But in this instance this was not so, for, as Alaine stopped before the door and looked in, she saw a brisk little figure stepping back and forth before the spinning-wheel. Her thread broke short with a snap as she saw who was arrived. “Nomme de Dieu!” she cried, turning pale and staring at Alaine as if she saw a ghost.
“Mathilde!” cried Alaine, holding out her hands. “Mathilde, and do you not know me?”
Then with a scream Mathilde darted toward her, kissed her on each cheek, pinched her, patted her, all the time exclaiming between tears and laughter.
“Michelle, and Papa Louis, and Gerard, where are they?” at last Alaine, recovering from the embraces, found voice to ask.
“I will call them. They do not know? Ciel! but this is a good day. I will not stop to question, though I am dying to know how it is that you come, and all of it.” She but stopped to drop a courtesy to the friends, whom Alaine named, and was off.
Familiar, yet unfamiliar, the place looked to Alaine. The little table still held the small black books; there was the big chair on its rollers; yonder the high-post bedsteads, yet the dim blue hangings had been exchanged for a soft yellow, with a delicate tracery of vine bordering them, and they were further finished by a knitted fringe. A coverlet of the same linen adorned the bed, and this, too, was embroidered. Two painted feather fans ornamented the mantel, and a hand-screen lay on the table near by. Throughout the room there was a dainty feminine touch visible which had not been so observable before. Alaine noticed, too, that one of the doors led to a room lately added. This she must see. There stood another high bed and a dressing-table decked with soft white draperies delicately embroidered.
She had not time to distinguish more, for a clatter of wooden shoes along the porch and a sound of voices scolding, protesting, laughing, proclaimed the coming of the Merciers. Michelle, in advance of the others, stopped short at sight of strangers, of Madam van der Deen and the sturdy Joachim; then she broke forth with a cry, “My child! My child! is it of her you bring me news? My little lost lamb?”
Alaine, half hidden by the curtains of the bed, sprang out. “Not lost, Michelle, dear Mère Michelle, but here, here! Look at me, see me, it is your own Alainette!”

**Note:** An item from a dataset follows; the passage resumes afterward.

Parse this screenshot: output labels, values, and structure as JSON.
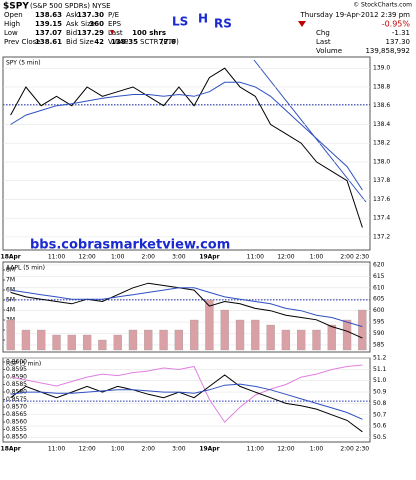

Michelle turned to her husband for support “What shall I do? What shall I do? She has renounced her faith and her friends. She has become French,” and Michelle dropped upon a bench and covered her face with her hands.
Alaine knelt by her. “That she has not, Michelle. It was all a wicked lie meant to deceive you. I am still Alaine Mercier, your daughter and Papa Louis’s, if you will have it so. I have never returned to France. I have never become the wife of any one. I have never renounced my faith. Will you not welcome me again, Papa Louis and Gerard?”